American volleyball player

Simone Alexandria Lee (born October 7, 1996) is an American volleyball player. She plays as an outside hitter for Brazilian professional team Sesc Flamengo.

== Career ==

===College===
Simone Lee played for Penn State University from 2014 to 2017, taking the national title during her freshman year, reaching another Final 4 during her senior year.

===U.S. national team===

She made her debut in the United States senior national team at the 2018 Pan American Volleyball Cup, where she won the gold medal, and in 2019 at the FIVB Volleyball Nations League.

===Professional===
In December 2017, she signed her first professional contract with Imoco Volley, where she played the remainder of the 2017-18 season, winning the Scudetto. In the following season she played in the Turkish Sultanlar Ligi with Beylikdüzü Vİ.

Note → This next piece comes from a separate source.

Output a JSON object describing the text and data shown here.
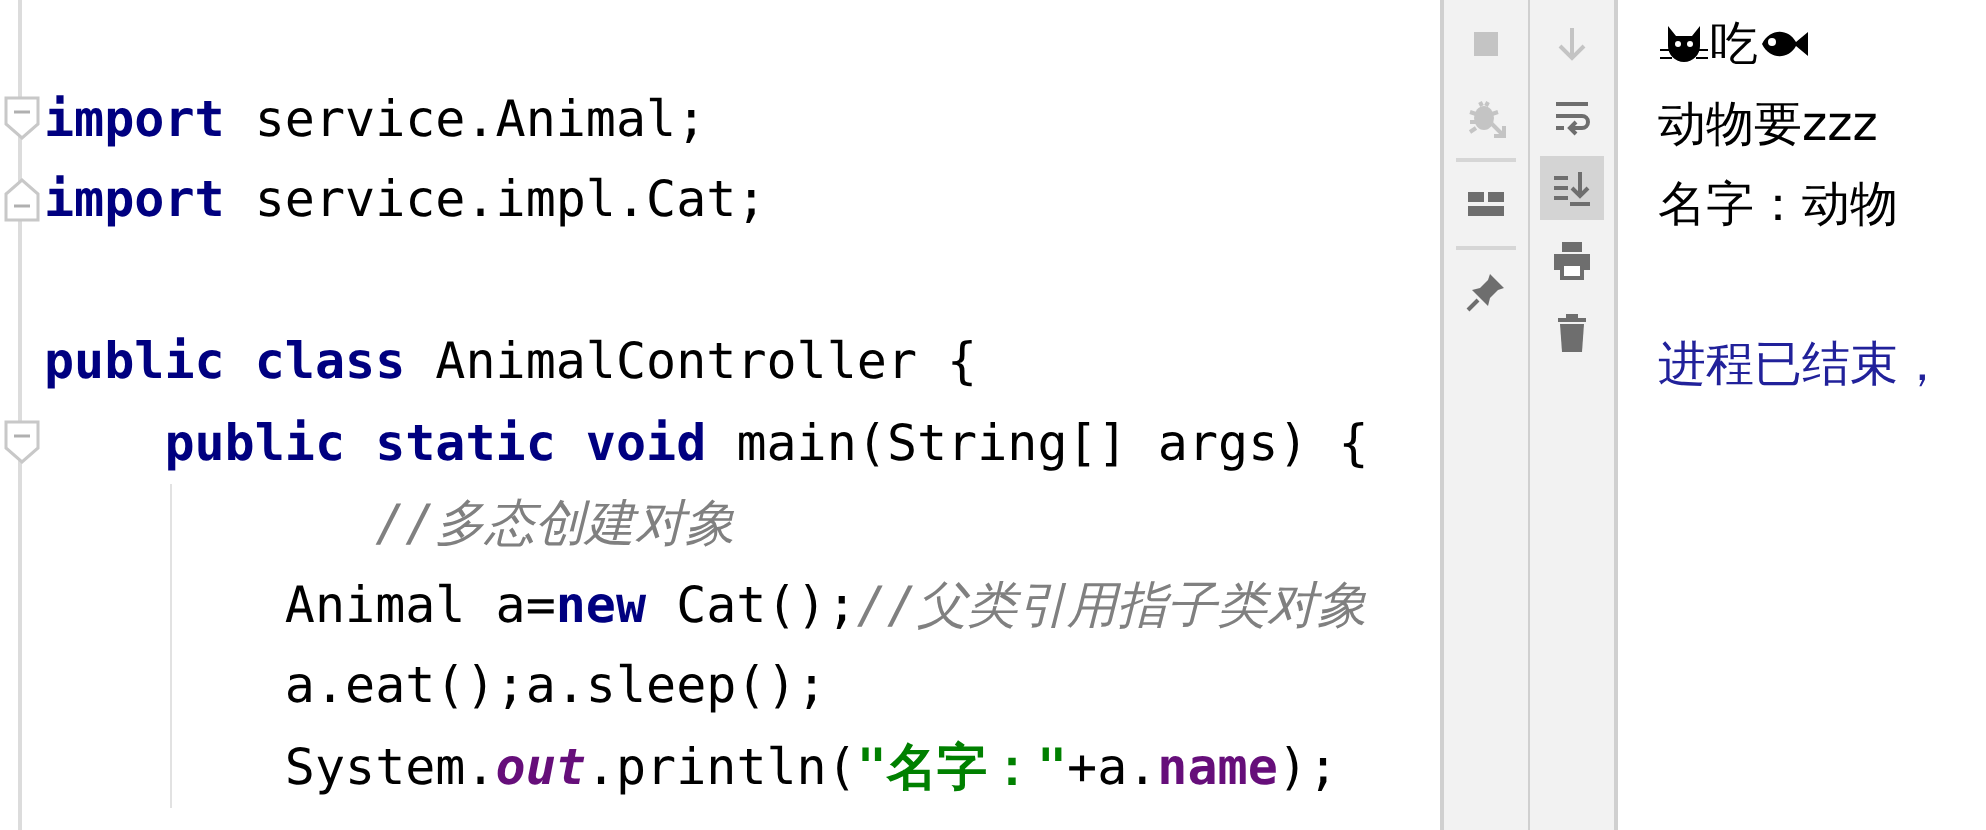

In the 2019-20 season, she went to Japan, where she participated in the V.League Division 1 with the Kurobe AquaFairies; at the end of the commitments with the Asian team, she played in Germany for the final of the 1. Bundesliga with MTV Stuttgart. In the following season she returned to the Kurobe club, while in the 2021-22 season she plays again for Stuttgart.